12674675 - why - isolated question in vintage letterpress metal typeIn the Fundamentals of IS-BAO or IS-BAH workshops, there is a lot of information covered including key standards from chapters 3 – 15. Just by the nature that there are only so many hours in a training day, the workshop instructors work hard to cover key main points of each chapter. There is one chapter, however, that we could spend a lot of time on: Chapter 5 – Training and Proficiency. While this chapter on the surface may not be as “flashy” as those dealing with operations, it nonetheless is a crucial chapter.  At first glance, Chapter 5 standards and recommended practices may appear to only require or recommend training to ensure competent employees; which may already be required training by State regulations.  However, rather than looking at the implementation of Chapter 5 as a requirement for registration, it is important to consider the direct and ancillary benefits of providing training in your organization. With that being said, here are five reasons to answer “Why Chapter 5?”:


  1. Training improves competency and on-task performance in the near-term.

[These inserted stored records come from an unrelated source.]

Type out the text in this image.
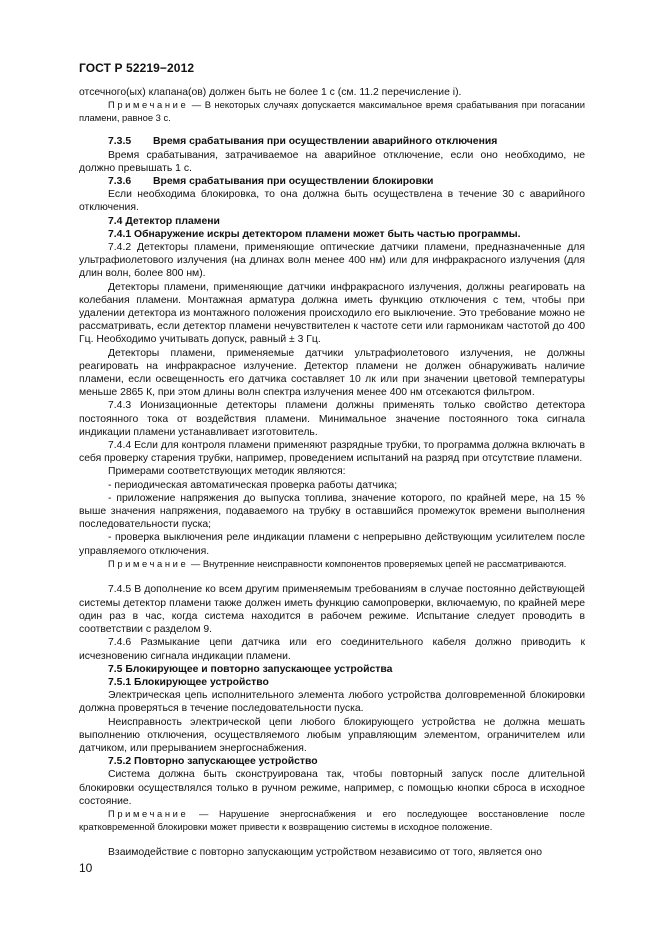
ГОСТ Р 52219−2012

отсечного(ых) клапана(ов) должен быть не более 1 с (см. 11.2 перечисление i).

Примечание — В некоторых случаях допускается максимальное время срабатывания при погасании пламени, равное 3 с.

7.3.5	Время срабатывания при осуществлении аварийного отключения

Время срабатывания, затрачиваемое на аварийное отключение, если оно необходимо, не должно превышать 1 с.

7.3.6	Время срабатывания при осуществлении блокировки

Если необходима блокировка, то она должна быть осуществлена в течение 30 с аварийного отключения.

7.4 Детектор пламени

7.4.1 Обнаружение искры детектором пламени может быть частью программы.

7.4.2 Детекторы пламени, применяющие оптические датчики пламени, предназначенные для ультрафиолетового излучения (на длинах волн менее 400 нм) или для инфракрасного излучения (для длин волн, более 800 нм).

Детекторы пламени, применяющие датчики инфракрасного излучения, должны реагировать на колебания пламени. Монтажная арматура должна иметь функцию отключения с тем, чтобы при удалении детектора из монтажного положения происходило его выключение. Это требование можно не рассматривать, если детектор пламени нечувствителен к частоте сети или гармоникам частотой до 400 Гц. Необходимо учитывать допуск, равный ± 3 Гц.

Детекторы пламени, применяемые датчики ультрафиолетового излучения, не должны реагировать на инфракрасное излучение. Детектор пламени не должен обнаруживать наличие пламени, если освещенность его датчика составляет 10 лк или при значении цветовой температуры меньше 2865 К, при этом длины волн спектра излучения менее 400 нм отсекаются фильтром.

7.4.3 Ионизационные детекторы пламени должны применять только свойство детектора постоянного тока от воздействия пламени. Минимальное значение постоянного тока сигнала индикации пламени устанавливает изготовитель.

7.4.4 Если для контроля пламени применяют разрядные трубки, то программа должна включать в себя проверку старения трубки, например, проведением испытаний на разряд при отсутствие пламени.

Примерами соответствующих методик являются:

- периодическая автоматическая проверка работы датчика;

- приложение напряжения до выпуска топлива, значение которого, по крайней мере, на 15 % выше значения напряжения, подаваемого на трубку в оставшийся промежуток времени выполнения последовательности пуска;

- проверка выключения реле индикации пламени с непрерывно действующим усилителем после управляемого отключения.

Примечание — Внутренние неисправности компонентов проверяемых цепей не рассматриваются.

7.4.5 В дополнение ко всем другим применяемым требованиям в случае постоянно действующей системы детектор пламени также должен иметь функцию самопроверки, включаемую, по крайней мере один раз в час, когда система находится в рабочем режиме. Испытание следует проводить в соответствии с разделом 9.

7.4.6 Размыкание цепи датчика или его соединительного кабеля должно приводить к исчезновению сигнала индикации пламени.

7.5 Блокирующее и повторно запускающее устройства

7.5.1 Блокирующее устройство

Электрическая цепь исполнительного элемента любого устройства долговременной блокировки должна проверяться в течение последовательности пуска.

Неисправность электрической цепи любого блокирующего устройства не должна мешать выполнению отключения, осуществляемого любым управляющим элементом, ограничителем или датчиком, или прерыванием энергоснабжения.

7.5.2 Повторно запускающее устройство

Система должна быть сконструирована так, чтобы повторный запуск после длительной блокировки осуществлялся только в ручном режиме, например, с помощью кнопки сброса в исходное состояние.

Примечание — Нарушение энергоснабжения и его последующее восстановление после кратковременной блокировки может привести к возвращению системы в исходное положение.

Взаимодействие с повторно запускающим устройством независимо от того, является оно

10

This one seems self-evident, but yet is so important. When an individual is properly trained, learning takes place which will improve the performance with a task or job function. Additionally, changes in the environment or job requirements can manifest into errors and lack of self-confidence. The aviation environment, specifically, is an industry in flux as we see changes in regulations, airspace procedures, equipment, and even dispatch requirements to name a few. Formal training within your organization can mitigate negative manifestations as a result of change. By formal training, I mean not ad hoc training which is unstructured and unmeasured. Formal training requires a plan to include learning objectives, materials to be used, and measurement of success as examples. In Chapter 5, Standard (BAO/BAH) 5.1.2 asks that training programs include or make reference to a training course outline to provide a plan for the training. The end result will be training delivered that increases the employees’ proficiency and confidence.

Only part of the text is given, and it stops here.